La caridad sin verdad no es caridad. Propiciar, activa o pasivamente, el recurso a la mendicidad crónica, a la mendicidad como profesión, creo que tampoco lo es. Destinar, sin más juicio, un dinero al primero que llama a la puerta equivale a destinar menos, o nada, al que, acreditadamente y sin montar algarabía, lo necesita tanto o más.
Me contaba un sacerdote, un párroco, un caso muy reciente. A eso de las nueve de la noche, un viernes, después de haber celebrado unas exequias, se presenta una señora con su hijo, un muchacho joven. Mantiene, la señora, un discurso muy articulado, muy pensado, sin mucho que envidiar, en la forma, a un comercial de una empresa.
Relata, ante la mirada paciente del párroco –pero con frialdad plena– una historia trágica: Habían sido desahuciados de su piso. Naturalmente, no iban a pedir nada, pues para eso estaban los servicios sociales. Los muebles y demás enseres habían podido guardarlos en un garaje que un vecino les había prestado.

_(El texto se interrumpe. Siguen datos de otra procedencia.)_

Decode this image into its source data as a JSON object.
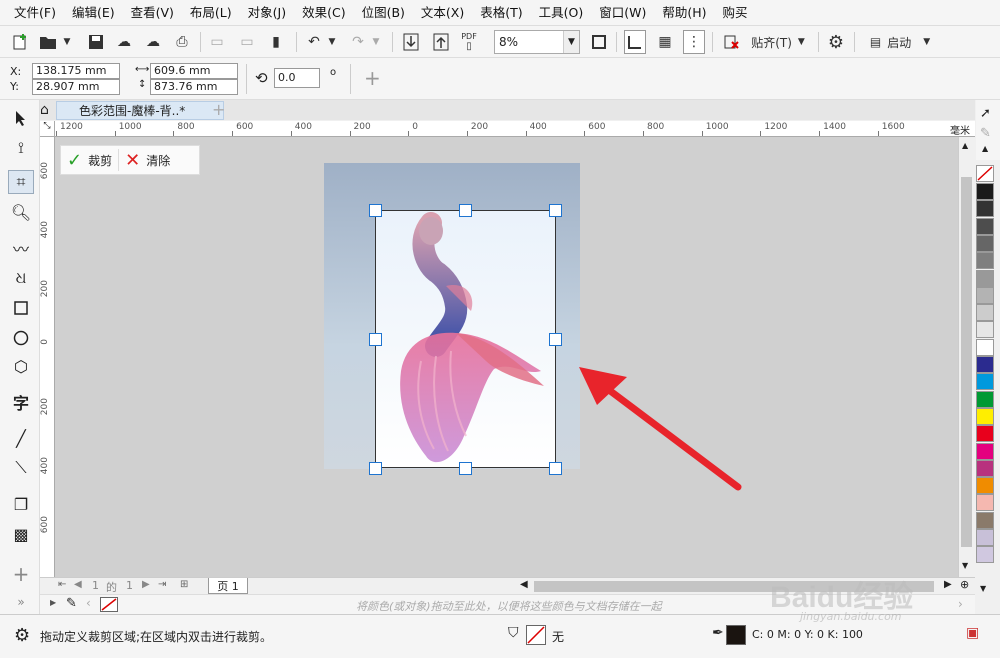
{
  "menu": [
    "文件(F)",
    "编辑(E)",
    "查看(V)",
    "布局(L)",
    "对象(J)",
    "效果(C)",
    "位图(B)",
    "文本(X)",
    "表格(T)",
    "工具(O)",
    "窗口(W)",
    "帮助(H)",
    "购买"
  ],
  "toolbar": {
    "zoom_value": "8%",
    "snap_label": "贴齐(T)",
    "launch_label": "启动",
    "pdf_label": "PDF"
  },
  "props": {
    "x_label": "X:",
    "y_label": "Y:",
    "x_value": "138.175 mm",
    "y_value": "28.907 mm",
    "width_value": "609.6 mm",
    "height_value": "873.76 mm",
    "rotation_value": "0.0",
    "degree_symbol": "o"
  },
  "document": {
    "tab_title": "色彩范围-魔棒-背..*"
  },
  "ruler": {
    "unit": "毫米",
    "h_ticks": [
      "1200",
      "1000",
      "800",
      "600",
      "400",
      "200",
      "0",
      "200",
      "400",
      "600",
      "800",
      "1000",
      "1200",
      "1400",
      "1600"
    ],
    "v_ticks": [
      "600",
      "400",
      "200",
      "0",
      "200",
      "400",
      "600"
    ]
  },
  "crop_toolbar": {
    "crop_label": "裁剪",
    "clear_label": "清除"
  },
  "page_nav": {
    "current": "1",
    "of_label": "的",
    "total": "1",
    "page_tab": "页 1"
  },
  "doc_palette": {
    "hint": "将颜色(或对象)拖动至此处，以便将这些颜色与文档存储在一起"
  },
  "status": {
    "message": "拖动定义裁剪区域;在区域内双击进行裁剪。",
    "fill_label": "无",
    "cmyk": "C: 0 M: 0 Y: 0 K: 100"
  },
  "palette_colors": [
    "#1a1a1a",
    "#333333",
    "#4d4d4d",
    "#666666",
    "#7f7f7f",
    "#999999",
    "#b3b3b3",
    "#cccccc",
    "#e6e6e6",
    "#ffffff",
    "#2b2b8f",
    "#0099dd",
    "#009933",
    "#ffee00",
    "#e8001c",
    "#e4007f",
    "#b8327e",
    "#f08c00",
    "#f5b8b0",
    "#8a7a6a",
    "#c8c0d8",
    "#d0c8e0"
  ],
  "watermark": {
    "brand": "Baidu经验",
    "url": "jingyan.baidu.com"
  }
}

El párroco les dice que, provistos de la documentación que acredite su circunstancia adversa, se dirijan el lunes al servicio parroquial que atiende estos casos y que se vería la forma de ayudarles. Ante esta respuesta, la señora comienza a inquietarse, manifestando su desacuerdo con la "falta de sensibilidad de la Iglesia": ¿Qué iban a hacer ellos hasta el lunes? ¿Dormir en la calle? El sacerdote les ofrece la posibilidad de dirigirse a un albergue de la Iglesia. Y ella, ya en el sumo del furor, contesta: "Ahí vaya usted".
Pero no le pareció suficiente protesta. Como una "profetisa", o como una endemoniada, increpó violentamente al sacerdote diciéndole: "¿No le da vergüenza decirme esto, aquí, en la casa de Dios?". Y en el culmen de la indignación, después de haber sido despedida con un "buenas tardes", con la actitud de quien parece que va a escupir o a agredir a su "oponente", añade: "Fascista, fascista, fascista". Y con esa letanía se dirigió a la calle.
Hasta aquí la narración de lo sucedido. Ahora siguen mis impresiones:
1. No dar, de buenas a primeras, dinero a nadie, sin recabar más información sobre la necesidad real que eventualmente pueda experimentar.
2. No fiarse de relatos excesivamente elaborados. Una persona desahuciada no tiene ánimo para comportarse como un comercial.
3. No ceder a los chantajes. En toda institución se siguen horarios y protocolos. Nadie –parece razonable pensar– se queda en la calle a las nueve de la noche y, encima, un viernes. Salvo una enfermedad súbita, siempre existe un mínimo margen para plantear los problemas con más tiempo.
4. Desconfiar si el demandante muestra su reticencia a que se llame a la policía municipal o a los servicios sociales.
5. Convencernos a nosotros mismos de que la Parroquia no es un cajero automático, ni una extensión de la Concejalía de Bienestar Social.
6. Alguien completamente "desconocido" no puede esperar que se le "reconozca" al momento.
7. La caridad tiene un orden: Primero, los nuestros, los conocidos; luego, en lo posible, los demás.
8. Una petición no puede ser una exigencia, ni menos una amenaza.
9. La mala educación se descalifica a sí misma.
Y, a pesar de todo, a veces habrá que afrontar el desagradable poso que deja la duda.